En abril de 1945 estuvo presente en la liberación del siniestro campo alemán de concentración de Dachau, cerca de Munich. No pudo entonces sospechar que desde julio hasta octubre de ese mismo año pasaría de siete a ocho horas diarias con algunos de los principales responsables de los monstruosos crímenes y de la pesadilla sin paliativos de los horrores del nazismo. Entre los asesinos estarían el mariscal del Reich Hermann Göring, el ministro de armamentos Albert Speer, el comandante del campo de exterminio de Auschwitz, o Julius Streicher, el editor del infame «Der Stürmer».

Sonnenfeldt, en su libro «Testigo en Nuremberg» (2006) nos relata que «mientras oíamos durante horas las descripciones de aquellos crímenes espantosos, de los que se acusaban a aquellos 21 reclusos, él recordaba aquellos montones de patéticos cadáveres apilados como basura y la sensación de ahogo por el hedor de aquel sistema de exterminio en cadena que aquellos criminales y sus cómplices habían hecho posible. En cualquier lugar, vistos dentro de una multitud, quizás hubieran sido tomados como un grupo de personas absolutamente normales».
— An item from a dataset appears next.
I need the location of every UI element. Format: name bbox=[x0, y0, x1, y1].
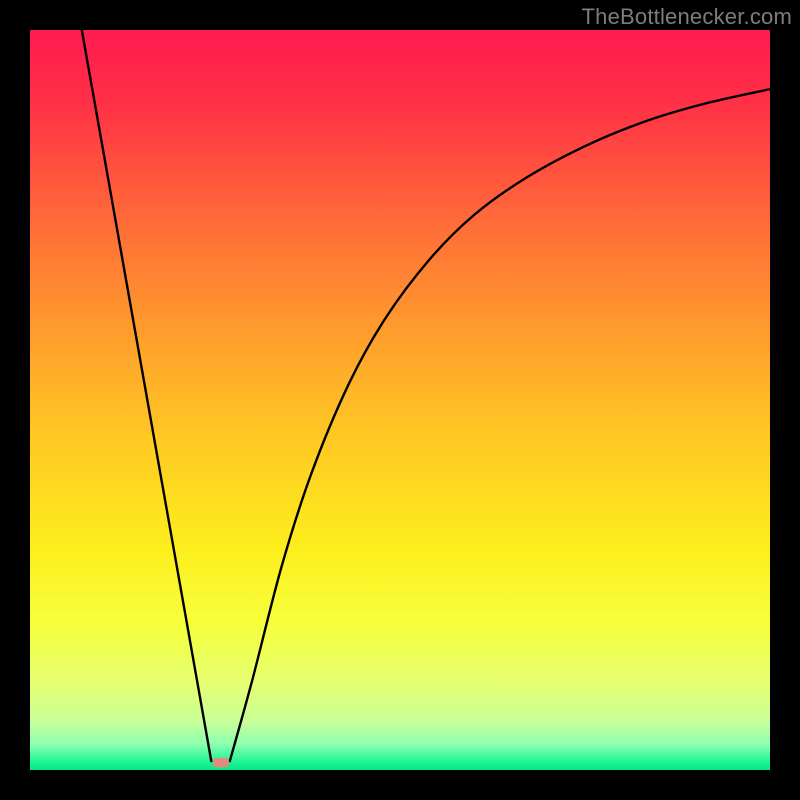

Richard Sonnenfeldt nunca pudo odiar al pueblo alemán. Sobre todo a los que jamás se mancharon las manos de sangre inocente. Mientras se trasladaba cada día en su Jeep a través de las ruinas de Nuremberg, camino de su trabajo, veía en aquella población, tan miserable como aterrorizada y derrotada, a las otras víctimas de una ideología tan monstruosa como perversa. Ideología a la que aquellos hombres -cuyas palabras él tenía la obligación profesional de traducir- habían servido con tanta eficacia como crueldad.

Richard Sonnenfeldt falleció después de una larga vida. Fue ejemplar en muchos aspectos. Y su vida la de una persona decente. Que siempre quiso buscar lo mejor en cada ser humano. Y lo encontraba. Su paso por este mundo fue modélico, venturoso y fructífero. Siempre quiso ser un hombre justo. Lo consiguió. Y por supuesto, nunca, nunca en su vida pactó ni con el horror ni con la náusea.